TE ESTOY HABLANDO A VOS
Para algunos es “romper la cuarta pared”, para otros es “hablarle a la cámara” pero el recurso de dirigirse al espectador es más antiguo que las cámaras. Es habitual tanto en las obras de teatro escritas por Shakespeare como en las que protagonizaba Darío Vittori en la tele. Hace un rato lo veía a Hoagy Carmichael relatando a cámara cómo le había ido a Kirk Douglas tocando la trompeta, una de esas historias donde un músico se mete con una mina rica, sofisticada (snob) y probablemente lesbiana (chica mala), cae en el abismo más hondo y termina yéndose con Kim Novak (chica buena), o en este caso, con Doris Day (chica super buena y santa). A mí por eso me gusta “La Máscara del Dolor” donde Sinatra habla con su reflejo en una vidriera y su futuro es medio incierto… pero al menos no se va con Kim Novak!!
¿De qué estábamos hablando? Ah, sí, personajes que le hablan a la cámara. Últimamente he leído dos excelentes historietas donde pasa eso.
La primera es Crécy, escrita por Warren Ellis y dibujada por Raulo Cáceres. Allí el protagonista es de alguna manera omnisciente. Le habla al lector desde el momento histórico en que los soldados de Eduardo III marchan hacia Crécy donde tiene lugar la famosa batalla en que Francia perdió a la mayor parte de sus cortesanos. Ellis apenas se permite un flashback, que tiene que ver con un momento anterior de la campaña. Pero cuando el protagonista explica que los ingleses practican con el arco largo cada domingo, la escena se traslada a un domingo inglés, y desde allí se explica concienzudamente que no hay que poner la fuerza en todo el brazo, sino usar los músculos de la espalda, poner el borde de la flecha junto a la cara y soltar. Todo el comic (una novela gráfica del sello Apparat, publicada por Avatar Press) es eso, una explicación de qué implica cada pequeño detalle: las cabezas de flechas que pueden desprenderse, el efecto de la lluvia sobre las cuerdas de los arcos, el por qué del odio entre los arqueros ingleses y los ballesteros genoveses. Todo incide en el éxito o en el fracaso de la campaña, de una manera que recuerda a aquella extraordinaria serie inglesa llamada “Relaciones“.
La otra historieta que se acerca a ese tono documental es Mc Kosher, de Brian Jánchez (Los sueños de Tito, El combate del Siglo, etc.) que está siendo serializado a través de su propio blog y del blog Semana Onírica. En esta historieta, que me parece la mejor que ha hecho Jánchez hasta ahora, el autor cuenta su experiencia como “activador” (el único judío que puede activar las máquinas para cocinar la carne) en un Mc Donalds donde sirven alimentos kosher.

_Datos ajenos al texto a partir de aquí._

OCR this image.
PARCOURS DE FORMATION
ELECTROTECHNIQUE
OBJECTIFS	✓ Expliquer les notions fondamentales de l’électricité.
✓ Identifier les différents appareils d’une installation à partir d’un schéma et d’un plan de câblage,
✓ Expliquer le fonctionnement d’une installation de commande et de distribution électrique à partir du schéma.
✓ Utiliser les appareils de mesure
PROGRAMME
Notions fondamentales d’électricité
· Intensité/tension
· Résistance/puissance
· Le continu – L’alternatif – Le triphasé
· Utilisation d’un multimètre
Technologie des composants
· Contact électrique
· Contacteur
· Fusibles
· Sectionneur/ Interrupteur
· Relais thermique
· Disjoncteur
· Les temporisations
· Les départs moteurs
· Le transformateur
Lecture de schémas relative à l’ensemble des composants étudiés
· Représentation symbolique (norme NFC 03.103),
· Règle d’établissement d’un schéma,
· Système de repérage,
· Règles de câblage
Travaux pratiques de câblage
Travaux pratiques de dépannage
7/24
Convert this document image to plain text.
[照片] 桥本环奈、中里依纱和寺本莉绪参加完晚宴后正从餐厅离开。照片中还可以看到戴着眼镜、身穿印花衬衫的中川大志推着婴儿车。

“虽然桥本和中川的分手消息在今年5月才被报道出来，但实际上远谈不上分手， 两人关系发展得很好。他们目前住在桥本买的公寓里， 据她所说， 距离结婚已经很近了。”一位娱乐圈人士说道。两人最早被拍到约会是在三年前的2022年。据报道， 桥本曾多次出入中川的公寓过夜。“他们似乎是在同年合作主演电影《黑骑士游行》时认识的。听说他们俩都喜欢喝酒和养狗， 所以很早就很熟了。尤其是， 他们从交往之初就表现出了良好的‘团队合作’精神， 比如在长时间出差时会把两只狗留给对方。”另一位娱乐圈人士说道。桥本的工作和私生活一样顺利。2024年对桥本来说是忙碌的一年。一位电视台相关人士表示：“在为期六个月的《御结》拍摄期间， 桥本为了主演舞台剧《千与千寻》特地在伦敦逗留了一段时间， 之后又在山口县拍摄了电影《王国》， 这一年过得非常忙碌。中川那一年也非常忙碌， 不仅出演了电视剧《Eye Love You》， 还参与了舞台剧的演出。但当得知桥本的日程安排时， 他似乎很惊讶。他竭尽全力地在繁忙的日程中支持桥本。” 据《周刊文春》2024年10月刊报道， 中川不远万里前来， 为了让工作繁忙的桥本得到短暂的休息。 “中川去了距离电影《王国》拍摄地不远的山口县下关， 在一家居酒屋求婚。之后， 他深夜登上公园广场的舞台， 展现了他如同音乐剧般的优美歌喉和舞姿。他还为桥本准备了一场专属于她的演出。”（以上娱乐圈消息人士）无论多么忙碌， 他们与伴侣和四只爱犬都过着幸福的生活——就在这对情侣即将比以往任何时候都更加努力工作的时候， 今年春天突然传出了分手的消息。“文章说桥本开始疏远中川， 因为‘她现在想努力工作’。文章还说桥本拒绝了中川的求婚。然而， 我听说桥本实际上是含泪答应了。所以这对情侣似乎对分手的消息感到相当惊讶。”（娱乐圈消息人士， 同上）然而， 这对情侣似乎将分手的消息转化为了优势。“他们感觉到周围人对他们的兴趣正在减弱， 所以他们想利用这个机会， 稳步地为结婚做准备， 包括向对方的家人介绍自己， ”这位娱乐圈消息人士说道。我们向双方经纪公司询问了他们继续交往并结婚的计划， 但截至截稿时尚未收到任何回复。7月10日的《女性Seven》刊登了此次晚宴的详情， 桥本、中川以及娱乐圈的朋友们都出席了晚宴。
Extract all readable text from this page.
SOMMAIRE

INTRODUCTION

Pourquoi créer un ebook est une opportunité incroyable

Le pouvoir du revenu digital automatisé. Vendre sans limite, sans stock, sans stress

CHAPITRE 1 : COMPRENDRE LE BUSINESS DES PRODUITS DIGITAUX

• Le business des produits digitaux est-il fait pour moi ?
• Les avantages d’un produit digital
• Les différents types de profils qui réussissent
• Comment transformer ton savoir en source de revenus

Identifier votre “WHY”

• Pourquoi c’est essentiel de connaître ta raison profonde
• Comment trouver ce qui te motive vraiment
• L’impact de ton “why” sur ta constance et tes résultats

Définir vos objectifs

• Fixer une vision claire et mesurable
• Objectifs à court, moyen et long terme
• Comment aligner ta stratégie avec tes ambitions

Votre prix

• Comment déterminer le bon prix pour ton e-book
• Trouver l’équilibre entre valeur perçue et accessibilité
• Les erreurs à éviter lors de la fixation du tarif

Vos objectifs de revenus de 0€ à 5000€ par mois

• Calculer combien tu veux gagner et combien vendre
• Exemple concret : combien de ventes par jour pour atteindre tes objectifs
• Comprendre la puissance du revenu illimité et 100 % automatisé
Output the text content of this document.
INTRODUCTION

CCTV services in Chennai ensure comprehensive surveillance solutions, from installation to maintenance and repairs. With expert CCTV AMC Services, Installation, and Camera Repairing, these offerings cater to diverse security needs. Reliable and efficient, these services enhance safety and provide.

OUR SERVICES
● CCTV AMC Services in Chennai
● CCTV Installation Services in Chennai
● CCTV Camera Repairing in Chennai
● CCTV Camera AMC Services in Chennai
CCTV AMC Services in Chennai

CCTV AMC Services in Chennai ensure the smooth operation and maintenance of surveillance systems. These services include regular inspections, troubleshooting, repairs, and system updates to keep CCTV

Yo estaría tentado a definir la historia con palabras como “desopilante”, “insólita” y “una comedia que lo hará reflexionar acerca del absurdo de las religiones”, pero me da mucho miedo que el gobierno de Israel que se toma esas cuestiones muy en serio me tire unos misiles contra mi casa. Lo cierto es que Jánchez describe la política de alienación (o la simple idiotez) con que se maneja un local de la afamada franquicia y al mismo tiempo, el cuidado obsesivo de los rituales de purificación, en el que solo un judío puede tocar las carnes que comerá otro judío (andá a saber de donde viene la vaca).
Como decía, en ambos casos, se trata de historias con algo de documental. Crécy, aunque tenga que ver en parte con la política mundial y las armas de destrucción masiva no creo que gane un Pulitzer como Maus o el interés periodístico que obtuvo Palestina. Yo lo recomiendo sin dudar. No esperen a que se traduzca al castellano y alguno reemplace “cunt” por “coño”. Comprenlá y aprendan inglés cuando puedan.
En el caso de Mc Kosher, habrá que ver adonde llevará la historia de Brian Jánchez entre las hamburguesas, también hecha de detalles y anécdotas. Me pregunto si terminará con alguna conclusión filosófica o si simplemente el Gran Rabino de Almagro lo excomulgará a Jánchez por hacer chistes malos sobre Pumper Nic.
Más sobre ambas historietas en los próximos días.






Tengo la sensación –que tendría que tratar de comprobar–de que a la historieta le hace mucha falta atender a detalles. Hay un placer de los objetos nimios que uno ve poco. (Me acordé de Ikkyu, el manga de nunca-me-acuerdo-los-nombres-japoneses-salvo-tezuka, cuyos mejores momentos son eso: alguien limpiando un pescado).